Akselerasi Dagang, Indonesia-Belarus Sahkan Roadmap Kerja Sama Ekonomi 2026-2030

Akselerasi Dagang, Indonesia-Belarus Sahkan Roadmap Kerja Sama Ekonomi 2026-2030

JAKARTA – Pemerintah Indonesia dan Belarus resmi menyepakati penyusunan Roadmap of Developing Key Areas of Cooperation for 2026-2030 dalam Sidang Komisi Bersama (SKB) Ke-8 di Minsk, Belarus. Dokumen kerja sama strategis jangka panjang ini ditandatangani langsung oleh Menteri Koordinator Bidang Perekonomian RI Airlangga Hartarto dan Wakil Perdana Menteri Belarus Viktor Karankevich. Langkah ini menjadi payung hukum bilateral yang sistematis dan terukur untuk mendongkrak kemitraan di bidang perdagangan, ekonomi, dan teknik, sekaligus dipersiapkan sebagai capaian utama (deliverables) dalam rencana kunjungan kenegaraan Presiden Belarus ke Indonesia pada awal Juli 2026.
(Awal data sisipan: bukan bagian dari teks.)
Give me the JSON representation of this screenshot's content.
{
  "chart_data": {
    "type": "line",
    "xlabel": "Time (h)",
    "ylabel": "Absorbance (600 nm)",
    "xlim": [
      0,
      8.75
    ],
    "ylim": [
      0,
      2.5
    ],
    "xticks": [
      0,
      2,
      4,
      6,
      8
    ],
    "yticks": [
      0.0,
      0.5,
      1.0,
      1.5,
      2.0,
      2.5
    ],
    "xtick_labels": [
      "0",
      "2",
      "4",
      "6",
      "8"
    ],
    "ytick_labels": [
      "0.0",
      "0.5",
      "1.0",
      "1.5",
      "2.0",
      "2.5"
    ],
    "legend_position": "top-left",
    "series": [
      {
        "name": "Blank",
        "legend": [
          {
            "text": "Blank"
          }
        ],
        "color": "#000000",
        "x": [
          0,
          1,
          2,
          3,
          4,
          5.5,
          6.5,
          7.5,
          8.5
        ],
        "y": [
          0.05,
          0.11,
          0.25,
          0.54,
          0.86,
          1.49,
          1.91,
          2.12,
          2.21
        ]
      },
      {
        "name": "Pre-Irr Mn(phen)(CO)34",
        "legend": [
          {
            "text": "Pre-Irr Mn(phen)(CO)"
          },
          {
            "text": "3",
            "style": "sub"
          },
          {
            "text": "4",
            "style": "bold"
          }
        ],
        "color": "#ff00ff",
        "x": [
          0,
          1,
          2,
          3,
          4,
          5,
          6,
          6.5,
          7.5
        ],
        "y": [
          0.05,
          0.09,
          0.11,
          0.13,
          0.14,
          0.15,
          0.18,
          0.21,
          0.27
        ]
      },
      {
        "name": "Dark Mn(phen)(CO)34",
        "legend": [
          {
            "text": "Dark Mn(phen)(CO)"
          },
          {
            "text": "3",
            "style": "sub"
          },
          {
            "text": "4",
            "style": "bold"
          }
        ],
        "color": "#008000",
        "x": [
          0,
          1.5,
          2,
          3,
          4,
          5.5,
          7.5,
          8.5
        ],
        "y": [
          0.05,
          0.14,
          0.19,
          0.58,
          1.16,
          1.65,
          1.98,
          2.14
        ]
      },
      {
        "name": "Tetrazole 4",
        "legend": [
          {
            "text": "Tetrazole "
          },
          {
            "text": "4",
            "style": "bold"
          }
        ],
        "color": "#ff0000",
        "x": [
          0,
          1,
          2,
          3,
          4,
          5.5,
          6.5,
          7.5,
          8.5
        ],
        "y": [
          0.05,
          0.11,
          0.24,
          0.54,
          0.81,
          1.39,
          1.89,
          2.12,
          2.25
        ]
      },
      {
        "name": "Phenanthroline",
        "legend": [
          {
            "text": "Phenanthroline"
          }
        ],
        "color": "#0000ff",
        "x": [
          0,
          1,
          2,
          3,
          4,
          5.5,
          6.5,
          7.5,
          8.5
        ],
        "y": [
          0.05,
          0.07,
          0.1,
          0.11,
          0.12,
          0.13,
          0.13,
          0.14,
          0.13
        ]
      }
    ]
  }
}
Kerja sama ini momentumnya sangat tepat mengingat nilai perdagangan bilateral RI-Belarus melonjak signifikan hingga 72,6 persen secara tahunan (year-on-year) mencapai sekitar 221 juta dolar AS. Menko Airlangga menegaskan bahwa Indonesia memandang Belarus sebagai mitra strategis, terutama dalam penguatan kerja sama industri manufaktur berbasis teknologi, ketahanan pangan, dan sektor pupuk. Peluang ekspansi pasar ini juga kian terbuka lebar seiring dengan disepakatinya perjanjian dagang Indonesia-EAEU FTA (Eurasian Economic Union Free Trade Agreement) yang kini sedang dalam tahap penyelesaian proses ratifikasi untuk membuka jalur investasi yang lebih menguntungkan bagi kedua negara.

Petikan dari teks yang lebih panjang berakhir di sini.